On the art in the village

As I was gathering research with my production designer, Henrik Svensson, we went up to northern Sweden and to different farms that had houses that were centuries old. In a lot of these houses, every room is covered in paintings and murals. We based the aesthetic of the paintings on those.

Ari Aster

On the prophetic nature of the wall murals

I really just love layering my films with prophetic details that I hope encourage more active engagement on the part of the viewer. I like to put my exposition on the walls, as opposed to in characters’ mouths.

Ari Aster

On the real villain of Midsommar

So hopefully, you go in thinking that the Harga will be the villains. Then you realize that it was Christian, all along, because we’re with Dani. For her, he’s the foil. She wants to be close to him. Her dilemma is that she is alone in the world. And he’s the thing preventing that from being resolved, right?

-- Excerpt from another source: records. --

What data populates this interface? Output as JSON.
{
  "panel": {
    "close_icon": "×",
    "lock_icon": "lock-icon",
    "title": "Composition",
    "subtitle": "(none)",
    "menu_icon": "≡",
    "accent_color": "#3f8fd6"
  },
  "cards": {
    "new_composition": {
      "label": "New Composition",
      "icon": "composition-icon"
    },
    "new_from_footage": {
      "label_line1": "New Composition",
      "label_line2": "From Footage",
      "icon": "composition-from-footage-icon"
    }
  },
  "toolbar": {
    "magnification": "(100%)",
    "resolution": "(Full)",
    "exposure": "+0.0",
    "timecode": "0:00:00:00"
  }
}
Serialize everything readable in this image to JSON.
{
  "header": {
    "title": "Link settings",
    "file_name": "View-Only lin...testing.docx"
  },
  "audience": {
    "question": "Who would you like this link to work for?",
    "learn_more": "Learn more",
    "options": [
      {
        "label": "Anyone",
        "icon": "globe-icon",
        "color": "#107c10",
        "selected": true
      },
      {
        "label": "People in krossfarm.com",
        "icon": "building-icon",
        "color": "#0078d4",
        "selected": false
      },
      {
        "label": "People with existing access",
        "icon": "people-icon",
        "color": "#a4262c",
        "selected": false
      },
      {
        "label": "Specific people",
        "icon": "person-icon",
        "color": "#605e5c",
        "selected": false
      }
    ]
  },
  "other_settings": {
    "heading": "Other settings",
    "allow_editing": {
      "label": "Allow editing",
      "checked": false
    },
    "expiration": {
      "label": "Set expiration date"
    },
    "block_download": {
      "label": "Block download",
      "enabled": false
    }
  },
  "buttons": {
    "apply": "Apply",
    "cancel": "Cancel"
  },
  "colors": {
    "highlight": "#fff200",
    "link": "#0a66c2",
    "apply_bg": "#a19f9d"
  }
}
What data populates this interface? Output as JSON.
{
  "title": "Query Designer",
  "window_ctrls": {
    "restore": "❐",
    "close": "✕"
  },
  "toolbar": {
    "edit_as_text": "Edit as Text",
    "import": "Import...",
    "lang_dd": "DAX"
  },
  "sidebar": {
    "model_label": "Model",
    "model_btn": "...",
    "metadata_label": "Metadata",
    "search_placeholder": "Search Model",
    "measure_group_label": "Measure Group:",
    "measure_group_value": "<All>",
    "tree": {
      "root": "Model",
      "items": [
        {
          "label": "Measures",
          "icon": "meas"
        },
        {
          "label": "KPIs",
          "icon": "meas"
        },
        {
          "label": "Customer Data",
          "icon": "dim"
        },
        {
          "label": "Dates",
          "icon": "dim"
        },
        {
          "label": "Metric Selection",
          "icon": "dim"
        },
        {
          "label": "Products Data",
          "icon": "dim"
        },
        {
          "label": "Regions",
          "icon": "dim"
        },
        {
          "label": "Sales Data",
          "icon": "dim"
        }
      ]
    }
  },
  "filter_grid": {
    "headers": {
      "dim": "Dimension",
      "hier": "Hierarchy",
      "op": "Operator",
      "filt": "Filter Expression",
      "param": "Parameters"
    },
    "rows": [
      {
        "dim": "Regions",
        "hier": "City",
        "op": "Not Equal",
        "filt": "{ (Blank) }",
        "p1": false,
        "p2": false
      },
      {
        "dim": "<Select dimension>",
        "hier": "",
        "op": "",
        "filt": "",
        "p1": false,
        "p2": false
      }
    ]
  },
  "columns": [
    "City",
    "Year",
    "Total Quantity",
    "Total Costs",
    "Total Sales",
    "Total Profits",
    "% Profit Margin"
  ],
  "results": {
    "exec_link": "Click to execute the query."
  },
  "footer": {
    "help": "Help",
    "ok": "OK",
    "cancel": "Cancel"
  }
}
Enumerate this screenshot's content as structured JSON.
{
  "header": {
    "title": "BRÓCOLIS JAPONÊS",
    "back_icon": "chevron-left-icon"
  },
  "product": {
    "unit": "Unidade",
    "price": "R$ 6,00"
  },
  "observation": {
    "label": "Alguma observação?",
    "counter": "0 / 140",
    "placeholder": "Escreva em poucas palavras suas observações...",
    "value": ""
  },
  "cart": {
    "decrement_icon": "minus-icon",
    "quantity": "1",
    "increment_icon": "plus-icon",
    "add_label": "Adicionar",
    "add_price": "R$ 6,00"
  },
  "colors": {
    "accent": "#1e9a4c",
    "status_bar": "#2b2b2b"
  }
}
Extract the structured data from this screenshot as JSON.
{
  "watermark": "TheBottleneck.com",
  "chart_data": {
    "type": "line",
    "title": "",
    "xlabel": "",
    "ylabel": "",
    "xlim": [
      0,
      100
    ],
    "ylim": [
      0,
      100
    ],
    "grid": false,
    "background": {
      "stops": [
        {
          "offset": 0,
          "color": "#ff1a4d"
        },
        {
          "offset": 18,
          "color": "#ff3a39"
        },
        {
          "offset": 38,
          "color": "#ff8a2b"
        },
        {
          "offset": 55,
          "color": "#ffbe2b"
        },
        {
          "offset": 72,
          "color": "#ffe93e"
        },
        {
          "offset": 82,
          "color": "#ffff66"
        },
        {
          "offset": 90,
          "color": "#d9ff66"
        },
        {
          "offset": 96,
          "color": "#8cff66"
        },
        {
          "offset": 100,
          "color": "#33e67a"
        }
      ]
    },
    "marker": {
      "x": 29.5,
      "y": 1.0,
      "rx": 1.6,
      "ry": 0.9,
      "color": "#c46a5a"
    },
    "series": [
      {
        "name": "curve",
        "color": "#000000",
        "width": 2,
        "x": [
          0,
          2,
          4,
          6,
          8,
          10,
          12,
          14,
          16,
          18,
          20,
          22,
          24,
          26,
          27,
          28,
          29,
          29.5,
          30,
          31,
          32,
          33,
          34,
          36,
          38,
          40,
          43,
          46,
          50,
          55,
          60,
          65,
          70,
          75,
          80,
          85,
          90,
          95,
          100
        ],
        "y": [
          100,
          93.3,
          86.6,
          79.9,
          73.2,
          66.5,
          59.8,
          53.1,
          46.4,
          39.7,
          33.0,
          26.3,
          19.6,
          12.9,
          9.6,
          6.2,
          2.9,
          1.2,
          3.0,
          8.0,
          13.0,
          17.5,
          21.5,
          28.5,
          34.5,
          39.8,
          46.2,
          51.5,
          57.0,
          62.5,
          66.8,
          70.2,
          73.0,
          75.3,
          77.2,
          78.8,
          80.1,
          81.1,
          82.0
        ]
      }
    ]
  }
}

Because he is not allowing her in.

Ari Aster

On the original cut

The first cut of Midsommar was almost an hour and a half longer, so there’s a lot more of the village in that cut, because when you have to cut it down, that ends up becoming the stuff you could cut without losing anything from the story at the center. The original cut of this film is more meandering, in a way that I liked. It almost plays for a while as an anthropological study of this place, where we just live there for a while. Anyone there for the genre, for the action, would just be suffocating.

Ari Aster

On wanting the audience to laugh

I hope it’s wrenching and funny. And I hope you’re laughing at the end! Best-case scenario, you’re laughing at the end, and the laughs catch in your throat a little.